Some visits definitely had a social slant. The community were wonderfully accommodating of our quirky English ways.

We travelled on foot to an outpost for training with traditional healers. The men, and one woman, embraced the opportunity to learn from Renu and Suprina.  Many locals would prefer to consult a traditional healer before seeking medical help and therefore it is important that things like hygiene, dangerous practices and early warning signs for prompt referral are discussed openly with the healers.

Training the traditional healers

The second part of our journey, after a brief couple of days to freshen up in Kathmandu, took us to Ryale which was nowhere near as far or nerve wracking a trek as to Hagam. We travelled with several newly employed PHASE nurse-midwives, and a very big bag of training gear. Sarah and I were given a little room close to the village eating house. We were woken every morning by the bus letting EVERYONE know it was leaving for the city. By the end of our stay, we did appreciate the importance of this community service.

Our training sessions were extensive over the three-four days. Practical skills, theory, but also risk factors for prompt referral and prevention of birthing problems, were dealt with. We used the models and talked through scenarios relating to birth emergencies within the Nepali home setting. There would be no drip stands or emergency buzzers. There would be no doctors prescribing a magnesium sulphate regime for fitting eclamptic women. There may be just ONE pair of hands to deal with a serious haemorrhage. Hygiene facilities, lighting, space, back up plans would all be limited in these homes.
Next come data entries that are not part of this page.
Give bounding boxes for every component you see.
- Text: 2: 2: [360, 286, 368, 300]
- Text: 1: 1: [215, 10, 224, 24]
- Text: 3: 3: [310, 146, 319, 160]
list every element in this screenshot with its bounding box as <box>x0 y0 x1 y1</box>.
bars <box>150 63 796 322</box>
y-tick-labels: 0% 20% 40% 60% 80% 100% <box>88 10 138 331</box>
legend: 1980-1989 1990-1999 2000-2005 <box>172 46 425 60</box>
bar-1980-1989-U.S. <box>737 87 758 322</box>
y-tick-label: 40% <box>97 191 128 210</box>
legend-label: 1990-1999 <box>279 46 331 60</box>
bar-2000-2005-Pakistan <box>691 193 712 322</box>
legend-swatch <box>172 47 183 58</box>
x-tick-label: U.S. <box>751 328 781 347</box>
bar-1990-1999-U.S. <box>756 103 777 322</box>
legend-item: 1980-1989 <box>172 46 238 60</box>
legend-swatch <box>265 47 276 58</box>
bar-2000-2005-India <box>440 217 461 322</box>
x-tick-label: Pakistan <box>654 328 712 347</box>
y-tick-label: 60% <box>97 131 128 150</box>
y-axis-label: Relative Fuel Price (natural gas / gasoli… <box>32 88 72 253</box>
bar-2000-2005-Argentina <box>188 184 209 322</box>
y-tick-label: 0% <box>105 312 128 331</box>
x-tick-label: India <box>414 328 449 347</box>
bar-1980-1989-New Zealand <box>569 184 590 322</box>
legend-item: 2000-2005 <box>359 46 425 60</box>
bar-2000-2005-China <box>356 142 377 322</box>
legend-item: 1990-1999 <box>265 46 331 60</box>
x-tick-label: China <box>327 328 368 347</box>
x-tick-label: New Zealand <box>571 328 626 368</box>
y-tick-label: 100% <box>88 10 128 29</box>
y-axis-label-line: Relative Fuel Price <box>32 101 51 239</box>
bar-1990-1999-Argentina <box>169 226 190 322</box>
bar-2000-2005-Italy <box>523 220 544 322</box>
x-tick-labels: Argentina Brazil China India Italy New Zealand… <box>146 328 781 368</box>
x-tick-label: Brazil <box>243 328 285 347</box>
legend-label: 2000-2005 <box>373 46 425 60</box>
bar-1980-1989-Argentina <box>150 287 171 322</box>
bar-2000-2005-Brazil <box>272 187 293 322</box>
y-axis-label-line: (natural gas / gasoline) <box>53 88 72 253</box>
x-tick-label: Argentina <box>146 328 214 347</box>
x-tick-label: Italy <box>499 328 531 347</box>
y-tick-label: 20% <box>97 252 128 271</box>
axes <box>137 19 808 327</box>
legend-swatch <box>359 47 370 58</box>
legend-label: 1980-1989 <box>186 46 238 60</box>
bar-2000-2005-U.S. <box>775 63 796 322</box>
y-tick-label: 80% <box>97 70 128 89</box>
Training session with the PHASE staff

As much as possible, we used the actual equipment the nurses carry in their substantial kit bags for training. We could identify, while going through scenarios, exactly what was surplus to requirement, and what might be better kept together in the different compartments, to ease finding equipment in a hurry. We ALL had fun working through the Eclampsia regime, and we resorted to ‘phoning a friend’ when the dosage of magnesium sulphate couldn’t be worked out from the vitals. We played with making up a homemade condom tamponade for uterine haemorrhage. It got messy (and slightly raucous)! In seriousness, this is exactly why regular training and ongoing education is necessary for these nurses, indeed for us all!
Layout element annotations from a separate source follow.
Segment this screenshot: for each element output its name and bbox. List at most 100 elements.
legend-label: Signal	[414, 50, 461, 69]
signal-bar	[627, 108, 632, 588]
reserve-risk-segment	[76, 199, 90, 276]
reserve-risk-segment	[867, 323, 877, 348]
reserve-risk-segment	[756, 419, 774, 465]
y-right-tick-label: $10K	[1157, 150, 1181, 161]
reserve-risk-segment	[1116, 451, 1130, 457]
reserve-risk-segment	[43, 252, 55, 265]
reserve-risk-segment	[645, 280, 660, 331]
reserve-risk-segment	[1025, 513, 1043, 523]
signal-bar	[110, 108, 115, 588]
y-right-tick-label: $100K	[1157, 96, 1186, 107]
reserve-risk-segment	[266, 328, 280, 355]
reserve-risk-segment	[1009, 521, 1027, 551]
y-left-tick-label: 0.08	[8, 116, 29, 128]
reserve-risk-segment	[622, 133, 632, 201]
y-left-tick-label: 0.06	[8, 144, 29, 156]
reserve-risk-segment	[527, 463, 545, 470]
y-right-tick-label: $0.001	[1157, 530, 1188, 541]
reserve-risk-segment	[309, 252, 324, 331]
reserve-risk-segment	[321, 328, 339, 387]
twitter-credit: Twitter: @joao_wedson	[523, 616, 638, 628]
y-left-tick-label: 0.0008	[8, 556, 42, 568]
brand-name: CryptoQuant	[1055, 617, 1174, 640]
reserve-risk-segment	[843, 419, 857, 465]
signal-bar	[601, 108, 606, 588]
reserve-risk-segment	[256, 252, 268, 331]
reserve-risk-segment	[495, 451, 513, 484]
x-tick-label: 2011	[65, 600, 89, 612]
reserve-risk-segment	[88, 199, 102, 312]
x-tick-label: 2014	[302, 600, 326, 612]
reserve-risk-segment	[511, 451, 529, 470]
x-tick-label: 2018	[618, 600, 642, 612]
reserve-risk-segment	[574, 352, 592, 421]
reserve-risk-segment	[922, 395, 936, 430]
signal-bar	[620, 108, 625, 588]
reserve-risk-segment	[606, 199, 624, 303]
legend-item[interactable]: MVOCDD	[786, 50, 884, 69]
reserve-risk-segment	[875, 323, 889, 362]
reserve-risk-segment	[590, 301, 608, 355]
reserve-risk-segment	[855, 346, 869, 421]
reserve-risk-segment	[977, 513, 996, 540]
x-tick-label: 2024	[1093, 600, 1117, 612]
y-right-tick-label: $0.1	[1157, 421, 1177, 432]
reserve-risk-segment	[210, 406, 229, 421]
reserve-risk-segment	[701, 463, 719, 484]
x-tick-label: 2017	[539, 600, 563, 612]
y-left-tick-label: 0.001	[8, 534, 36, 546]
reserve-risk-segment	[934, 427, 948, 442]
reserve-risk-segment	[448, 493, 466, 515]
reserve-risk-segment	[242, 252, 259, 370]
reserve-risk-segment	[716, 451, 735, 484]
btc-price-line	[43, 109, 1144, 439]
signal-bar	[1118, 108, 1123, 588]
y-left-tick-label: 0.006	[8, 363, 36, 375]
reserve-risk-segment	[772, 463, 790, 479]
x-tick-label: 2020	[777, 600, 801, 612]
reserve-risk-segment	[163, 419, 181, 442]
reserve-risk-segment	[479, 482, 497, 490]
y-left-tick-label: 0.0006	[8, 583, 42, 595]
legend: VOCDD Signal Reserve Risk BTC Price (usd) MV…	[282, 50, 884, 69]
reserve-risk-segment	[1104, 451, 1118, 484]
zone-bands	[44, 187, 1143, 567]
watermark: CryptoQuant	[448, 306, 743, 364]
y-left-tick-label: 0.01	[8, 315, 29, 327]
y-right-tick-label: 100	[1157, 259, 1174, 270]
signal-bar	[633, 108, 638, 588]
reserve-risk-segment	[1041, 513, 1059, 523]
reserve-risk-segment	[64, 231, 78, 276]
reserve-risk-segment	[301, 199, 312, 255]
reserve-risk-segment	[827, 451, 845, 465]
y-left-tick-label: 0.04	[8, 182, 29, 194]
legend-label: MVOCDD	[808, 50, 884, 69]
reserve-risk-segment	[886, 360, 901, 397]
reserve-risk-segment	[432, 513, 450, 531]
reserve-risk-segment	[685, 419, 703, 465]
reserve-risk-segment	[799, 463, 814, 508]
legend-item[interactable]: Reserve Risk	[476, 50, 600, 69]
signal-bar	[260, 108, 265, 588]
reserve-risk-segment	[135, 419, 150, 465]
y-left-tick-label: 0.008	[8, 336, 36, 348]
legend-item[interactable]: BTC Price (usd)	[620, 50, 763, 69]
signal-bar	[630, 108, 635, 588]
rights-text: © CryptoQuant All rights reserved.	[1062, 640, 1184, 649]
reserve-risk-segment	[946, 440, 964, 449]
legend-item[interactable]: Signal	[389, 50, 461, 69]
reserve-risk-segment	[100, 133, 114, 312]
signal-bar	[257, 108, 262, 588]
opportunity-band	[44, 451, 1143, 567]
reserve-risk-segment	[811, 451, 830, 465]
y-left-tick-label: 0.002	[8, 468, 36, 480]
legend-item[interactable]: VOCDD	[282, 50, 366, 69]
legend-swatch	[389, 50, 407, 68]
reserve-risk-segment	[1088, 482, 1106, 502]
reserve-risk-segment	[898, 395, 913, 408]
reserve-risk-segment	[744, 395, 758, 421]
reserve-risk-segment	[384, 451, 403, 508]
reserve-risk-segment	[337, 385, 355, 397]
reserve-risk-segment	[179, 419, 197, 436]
Overall, I felt our trip was incredibly productive and worthwhile. Short blasts of training feel the right way to go when these nurses are busy with community needs. Hanging around to support at births is probably not the best use of our time as, thankfully, real emergencies are few and far between.

Sarah and I look forward to repeating similar work early in 2015, and I hope PHASE will consider giving not only us another opportunity to work with them, but encourage other UK midwives to offer their knowledge and skills too. It was an honour to support those small communities, and their fantastic ANMs who are out there, away from their families, putting their hearts and souls into making a difference. Those girls are real life, every day heroes.